The Joy of CompetitionBy James K. Glassman
Tuesday, September 16 1997; Page A17
That's the issue in the debate over fast-track authority, which has allowed presidents since 1974 to negotiate trade agreements without having them nitpicked by Congress. Under fast track, there's a straight up or down vote on each trade deal as a whole a sensible and necessary policy.
But the opposition to fast track is only a symptom of a broader problem, a paradox really. On the one hand, this country was built on competition, but on the other, each of us would rather have the field to ourselves.
The market provides the answer to this contradiction: Firms are forced to excel as they seek monopoly status, but (unless they get government protection) they can never achieve it. As soon as a company starts making big profits, a competitor arises. In this process, Americans at large reap the rewards of higher-quality, lower-priced goods.
That's why public policy should encourage wide-open competition by lowering tariffs, regulations and restrictions of all sorts. We should do this no matter what other countries do not because free trade "creates jobs" in some sectors through exports, but because it creates a better life for all Americans through imports.
Consider shoes. U.S. shoemakers and their employees would love to keep foreign companies out. But what about the 270 million Americans who wear shoes? They benefit from wider choices and lower prices and the domestic shoe industry may ultimately benefit, too. Our automakers, who now sell the most cars in the world, have thrived in recent years from competition with the Japanese.
Hesiod, the Greek poet who may qualify as the world's first economist, understood this phenomenon. He wrote 2,800 years ago: "When someone whose work falls short looks toward another, toward a rich man who hastens to plow and plant and manage his household well, then neighbor vies with neighbor as he hastens to wealth: this Strife is good for mortals."
Where this Strife, this competition, is absent, it's bad for mortals. Look at what doesn't work in this country, and you'll invariably find a lack of competition:
Schools. Public secondary education is a near-monopoly, funded with tax dollars. All the good intentions in the world national standards, teacher training can't cure the sickness. Competition can.

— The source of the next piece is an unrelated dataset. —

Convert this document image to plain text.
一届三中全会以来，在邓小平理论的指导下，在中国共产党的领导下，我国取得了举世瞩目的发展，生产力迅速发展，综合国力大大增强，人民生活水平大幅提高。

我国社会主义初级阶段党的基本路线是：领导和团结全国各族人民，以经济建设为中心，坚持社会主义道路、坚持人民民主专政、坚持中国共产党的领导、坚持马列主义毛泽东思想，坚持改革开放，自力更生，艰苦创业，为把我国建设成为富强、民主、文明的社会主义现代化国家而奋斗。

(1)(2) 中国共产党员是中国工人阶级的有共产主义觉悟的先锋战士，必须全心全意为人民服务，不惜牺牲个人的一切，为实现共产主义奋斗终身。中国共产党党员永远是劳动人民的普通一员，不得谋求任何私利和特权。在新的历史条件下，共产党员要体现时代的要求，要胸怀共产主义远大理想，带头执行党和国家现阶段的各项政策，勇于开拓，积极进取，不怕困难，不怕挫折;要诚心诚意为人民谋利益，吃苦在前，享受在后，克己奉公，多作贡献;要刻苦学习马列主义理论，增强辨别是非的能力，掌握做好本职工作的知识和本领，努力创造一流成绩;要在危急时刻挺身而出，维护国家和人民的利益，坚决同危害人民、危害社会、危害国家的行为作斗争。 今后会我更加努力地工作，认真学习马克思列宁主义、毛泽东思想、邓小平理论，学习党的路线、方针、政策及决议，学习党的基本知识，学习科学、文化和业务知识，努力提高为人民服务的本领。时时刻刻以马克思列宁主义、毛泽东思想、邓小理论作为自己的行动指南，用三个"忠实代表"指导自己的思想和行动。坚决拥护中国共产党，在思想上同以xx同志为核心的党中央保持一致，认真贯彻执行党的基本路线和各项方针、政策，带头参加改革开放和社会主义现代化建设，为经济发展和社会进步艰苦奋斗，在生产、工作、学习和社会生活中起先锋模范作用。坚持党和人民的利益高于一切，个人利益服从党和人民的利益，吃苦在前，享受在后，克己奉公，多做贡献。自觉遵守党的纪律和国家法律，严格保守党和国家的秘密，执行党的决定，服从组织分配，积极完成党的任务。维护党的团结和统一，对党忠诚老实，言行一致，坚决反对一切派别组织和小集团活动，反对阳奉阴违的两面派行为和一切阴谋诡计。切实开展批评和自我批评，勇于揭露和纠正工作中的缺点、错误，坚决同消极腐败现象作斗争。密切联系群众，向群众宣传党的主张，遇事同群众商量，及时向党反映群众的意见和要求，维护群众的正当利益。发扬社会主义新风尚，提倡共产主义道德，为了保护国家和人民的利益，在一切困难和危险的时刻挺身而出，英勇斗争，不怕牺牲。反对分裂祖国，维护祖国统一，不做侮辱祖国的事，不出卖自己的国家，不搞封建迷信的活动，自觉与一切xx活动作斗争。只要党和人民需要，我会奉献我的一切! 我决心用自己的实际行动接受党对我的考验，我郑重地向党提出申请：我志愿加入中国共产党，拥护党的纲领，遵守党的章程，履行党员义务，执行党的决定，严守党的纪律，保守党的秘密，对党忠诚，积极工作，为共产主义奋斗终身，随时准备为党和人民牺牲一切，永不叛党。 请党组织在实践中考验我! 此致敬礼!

The truth is that competition finds the way. Right now, for instance, we don't know the best method of improving education, but if the monopoly ends and venturers are unleashed as they're unleashed to develop better semiconductors or telephones then they'll discover the best path through the process itself.
We can make current schools better by giving new ones the chance to lure their students away with vouchers, scholarships or strong charter-school laws, like Arizona's, which let nearly anyone start a school. The bad ones will fail; the good ones will thrive, be copied and surpassed.
Mail. The U.S. Postal Service has two monopoly powers: It's the only institution allowed to carry first-class letters, and it owns the mail slot at your house. Under Marvin Runyon, it's become more efficient, but it lags behind Federal Express and UPS in service, and like all government-protected monopolies (remember long distance before the AT&T breakup?), it charges too much.
The solution is simple: End the monopoly. Let it stand on its own feet or be replaced by private competitors. Delivery to remote addresses? If that's a legitimate policy goal, let Congress appropriate the money, after putting the service out for bids.
The District. One big reason that the District of Columbia is a mess as a city is that it, too, is a near-monopoly. No matter what the local government does, the federal government will stay here. Kodak would certainly move its corporate headquarters if Rochester, N.Y., were run as poorly as Washington.
The way to solve the District's problems is not to give more power to a control board. What the city needs is less control and more freedom. The answer is to force Washington to compete. The city has deteriorated sharply from 1982 to 1997, yet it's still home to the same proportion of the federal work force 12 percent, 328,000 employees.
Let's put department headquarters up for bid. In this age, the home of the Interior Department could easily be in Denver, Energy in Dallas, HHS in Minneapolis. Cities would pay good money or at least offer good services, as Olympic venues do to become a departmental H.Q. Washington could keep Congress and the White House, but if it wants to retain its 19,000 Commerce employees (out of a national total of 34,000), then it will have to fight for them by improving the city again by finding its own way.
Critics say open competition is selfish and hurtful. On the contrary. Competitors succeed only if they focus on other people, if they give consumers a better life. "In a free market," writes David Boaz of the Cato Institute, "people achieve their own purposes by finding out what others want and trying to offer it."
That system has worked extremely well. In the battle for fast track, it's exactly what's at stake.
The writer is a fellow at the American Enterprise Institute.